Ci sono bambini che affrontano la malattia lontano da casa, e accanto a loro fratelli e sorelle che vivono un tempo sospeso, spesso in silenzio. A loro è dedicato Fratelli d'A-mare, il progetto che riparte per la terza edizione portando questi ragazzi in mare a bordo di Nave Italia. L'iniziativa nasce dalla collaborazione tra Casa Ronald McDonald Italia ETS e la Fondazione Tender To Nave Italia ETS.

La traversata

La partenza è fissata per il 21 luglio da Palermo, con arrivo a Cagliari: 217 miglia nautiche da percorrere in quattro giorni. La nave scelta è il brigantino Nave Italia, il più grande veliero a nave-scuola del mondo tra quelli non a scopo commerciale: 61 metri di lunghezza e circa 1.300 metri quadrati di velatura, armato da un equipaggio di 21 marinai della Marina Militare. A bordo, insieme ai ragazzi, un percorso educativo che ha come filo conduttore il tema "Sailing with Courage Guided by Care".

Chi sale a bordo

Protagonisti della traversata sono i fratelli e le sorelle dei piccoli pazienti seguiti dalle strutture di accoglienza, chiamati a diventare per qualche giorno equipaggio a tutti gli effetti. Manovre, turni, vita di bordo: un'esperienza pensata per restituire a questi ragazzi attenzione e protagonismo, dopo mesi passati inevitabilmente ai margini delle cure rivolte al fratello malato.

Una rete di solidarietà

Il progetto si appoggia a una rete consolidata.
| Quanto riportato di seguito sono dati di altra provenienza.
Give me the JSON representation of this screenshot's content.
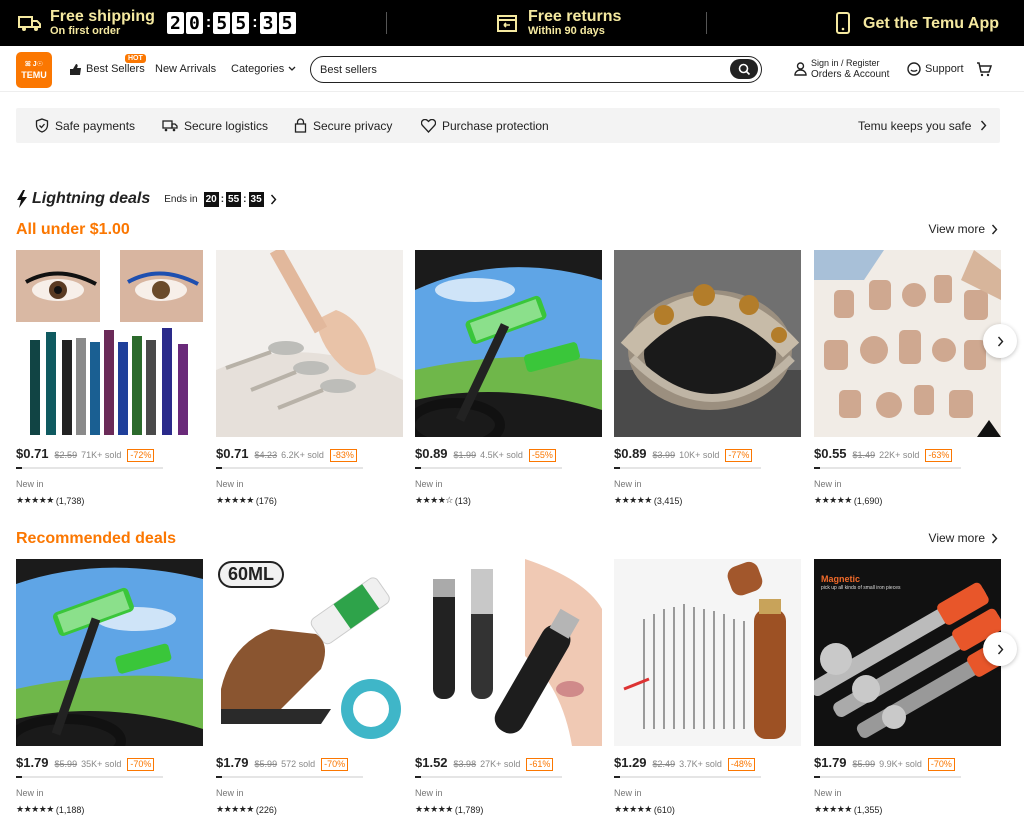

Casa Ronald McDonald accoglie da oltre venticinque anni le famiglie dei bambini in cura lontano da casa, avendo assistito nel tempo circa 90mila nuclei familiari, e collabora con realtà come Dynamo Camp e l'associazione KIM. La Fondazione Tender To Nave Italia mette a disposizione da anni il brigantino per iniziative sociali ed educative. L'incontro tra le due esperienze dà forma a un viaggio che, oltre alle miglia, prova a ricucire un pezzo di normalità.